Healthy Schools

  • In the United States, more than 48 million students attend 94,000 public elementary, middle, and secondary schools each day (Hoffman 2003; Wirt et al. 2004), and an additional 5.3 million students attend 30,000 private schools (TAB ED 2005).
  • Children spend more time in schools than in any other environment except their home.
  • More than 4.7 million teachers and hundreds of thousands of administrators, janitors, food service workers, security guards, and other personnel staff these schools.
  • No other category of building can claim to house one in five Americans every day.

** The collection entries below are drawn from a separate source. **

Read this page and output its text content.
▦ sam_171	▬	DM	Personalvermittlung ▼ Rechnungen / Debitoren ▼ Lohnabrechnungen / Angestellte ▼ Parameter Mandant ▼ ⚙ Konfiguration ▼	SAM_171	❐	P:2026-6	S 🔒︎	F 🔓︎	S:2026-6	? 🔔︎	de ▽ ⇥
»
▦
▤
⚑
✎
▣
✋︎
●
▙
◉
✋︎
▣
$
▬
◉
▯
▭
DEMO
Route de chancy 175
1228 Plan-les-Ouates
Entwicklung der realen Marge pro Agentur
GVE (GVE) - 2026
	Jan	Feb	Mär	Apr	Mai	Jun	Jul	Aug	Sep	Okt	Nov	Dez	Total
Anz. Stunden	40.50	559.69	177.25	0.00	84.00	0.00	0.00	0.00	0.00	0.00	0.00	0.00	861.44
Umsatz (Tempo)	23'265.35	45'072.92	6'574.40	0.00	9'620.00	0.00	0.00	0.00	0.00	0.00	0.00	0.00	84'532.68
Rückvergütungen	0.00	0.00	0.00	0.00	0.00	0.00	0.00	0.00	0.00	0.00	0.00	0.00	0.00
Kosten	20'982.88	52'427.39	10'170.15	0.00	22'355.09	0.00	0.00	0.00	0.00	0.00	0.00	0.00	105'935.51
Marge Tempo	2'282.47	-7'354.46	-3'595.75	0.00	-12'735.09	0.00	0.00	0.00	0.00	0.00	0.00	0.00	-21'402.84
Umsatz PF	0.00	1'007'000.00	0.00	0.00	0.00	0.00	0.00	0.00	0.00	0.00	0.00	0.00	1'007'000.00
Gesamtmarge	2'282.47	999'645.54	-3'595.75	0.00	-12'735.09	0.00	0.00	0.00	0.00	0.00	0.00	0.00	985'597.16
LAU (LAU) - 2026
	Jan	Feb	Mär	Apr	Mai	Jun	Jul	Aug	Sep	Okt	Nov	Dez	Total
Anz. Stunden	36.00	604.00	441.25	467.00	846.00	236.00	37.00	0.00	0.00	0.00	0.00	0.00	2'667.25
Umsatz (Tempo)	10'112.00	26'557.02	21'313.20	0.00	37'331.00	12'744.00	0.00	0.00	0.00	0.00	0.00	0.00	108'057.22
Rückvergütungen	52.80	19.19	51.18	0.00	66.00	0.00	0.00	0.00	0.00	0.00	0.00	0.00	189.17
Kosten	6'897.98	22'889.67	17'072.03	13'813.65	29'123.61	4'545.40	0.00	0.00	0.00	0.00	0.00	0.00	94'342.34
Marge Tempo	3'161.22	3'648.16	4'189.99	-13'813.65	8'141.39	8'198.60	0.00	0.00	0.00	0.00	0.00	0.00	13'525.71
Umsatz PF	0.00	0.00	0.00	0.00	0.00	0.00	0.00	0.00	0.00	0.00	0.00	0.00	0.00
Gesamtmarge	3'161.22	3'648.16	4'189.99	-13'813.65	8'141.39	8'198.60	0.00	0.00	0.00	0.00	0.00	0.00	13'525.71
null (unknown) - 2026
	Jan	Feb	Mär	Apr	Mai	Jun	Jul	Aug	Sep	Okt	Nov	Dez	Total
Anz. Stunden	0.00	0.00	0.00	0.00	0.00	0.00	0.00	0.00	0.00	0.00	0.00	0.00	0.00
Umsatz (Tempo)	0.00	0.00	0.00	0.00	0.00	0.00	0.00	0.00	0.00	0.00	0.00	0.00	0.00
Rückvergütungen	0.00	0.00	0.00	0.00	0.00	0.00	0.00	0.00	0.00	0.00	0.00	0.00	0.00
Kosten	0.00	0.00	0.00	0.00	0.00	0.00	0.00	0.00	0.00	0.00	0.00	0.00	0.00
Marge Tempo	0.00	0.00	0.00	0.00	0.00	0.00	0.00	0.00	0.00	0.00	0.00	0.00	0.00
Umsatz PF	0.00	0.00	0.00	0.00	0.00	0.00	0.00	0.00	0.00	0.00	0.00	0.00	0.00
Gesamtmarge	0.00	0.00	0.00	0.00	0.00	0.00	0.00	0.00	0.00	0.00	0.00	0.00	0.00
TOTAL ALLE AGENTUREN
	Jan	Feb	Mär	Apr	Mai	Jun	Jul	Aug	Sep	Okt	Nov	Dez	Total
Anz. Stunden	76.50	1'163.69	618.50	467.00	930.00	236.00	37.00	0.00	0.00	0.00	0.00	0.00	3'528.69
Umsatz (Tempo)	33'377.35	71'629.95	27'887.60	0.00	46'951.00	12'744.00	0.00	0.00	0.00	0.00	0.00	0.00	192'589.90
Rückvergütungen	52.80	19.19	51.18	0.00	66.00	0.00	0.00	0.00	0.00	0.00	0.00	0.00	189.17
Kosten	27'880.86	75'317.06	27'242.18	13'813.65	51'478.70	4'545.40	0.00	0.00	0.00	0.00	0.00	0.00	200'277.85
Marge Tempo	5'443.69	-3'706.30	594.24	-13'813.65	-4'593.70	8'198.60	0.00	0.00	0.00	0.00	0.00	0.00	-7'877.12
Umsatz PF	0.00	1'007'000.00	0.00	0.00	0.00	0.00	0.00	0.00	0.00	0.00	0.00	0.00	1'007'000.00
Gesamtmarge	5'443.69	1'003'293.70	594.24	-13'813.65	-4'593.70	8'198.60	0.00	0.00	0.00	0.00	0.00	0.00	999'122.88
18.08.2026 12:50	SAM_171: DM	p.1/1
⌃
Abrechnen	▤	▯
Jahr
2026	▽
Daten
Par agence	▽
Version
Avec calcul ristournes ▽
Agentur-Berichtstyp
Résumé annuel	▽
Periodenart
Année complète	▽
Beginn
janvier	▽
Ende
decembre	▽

Schools are unique environments in many ways. In virtually no other settings do people spend extended periods of time in such close quarters. Few other buildings house such a wide variety of functions, from education to athletics to health care to food preparation and even to automobile repair and chemical processes.

 

But the most important feature of schools is that we send our children there to learn—to learn reading and writing and mathematics and sciences, to learn values and social skills, to prepare for their futures, to become all that they can be. It is no exaggeration to say that schools harbor our collective dreams for the future—they are the places where values are passed on, technical solutions originate, and the world of tomorrow is shaped. These high expectations stand in sharp contrast to the realities of many school environments. In a nation of gleaming office buildings, sumptuous gated communities, and luxurious shopping malls, many of our schools do not measure up.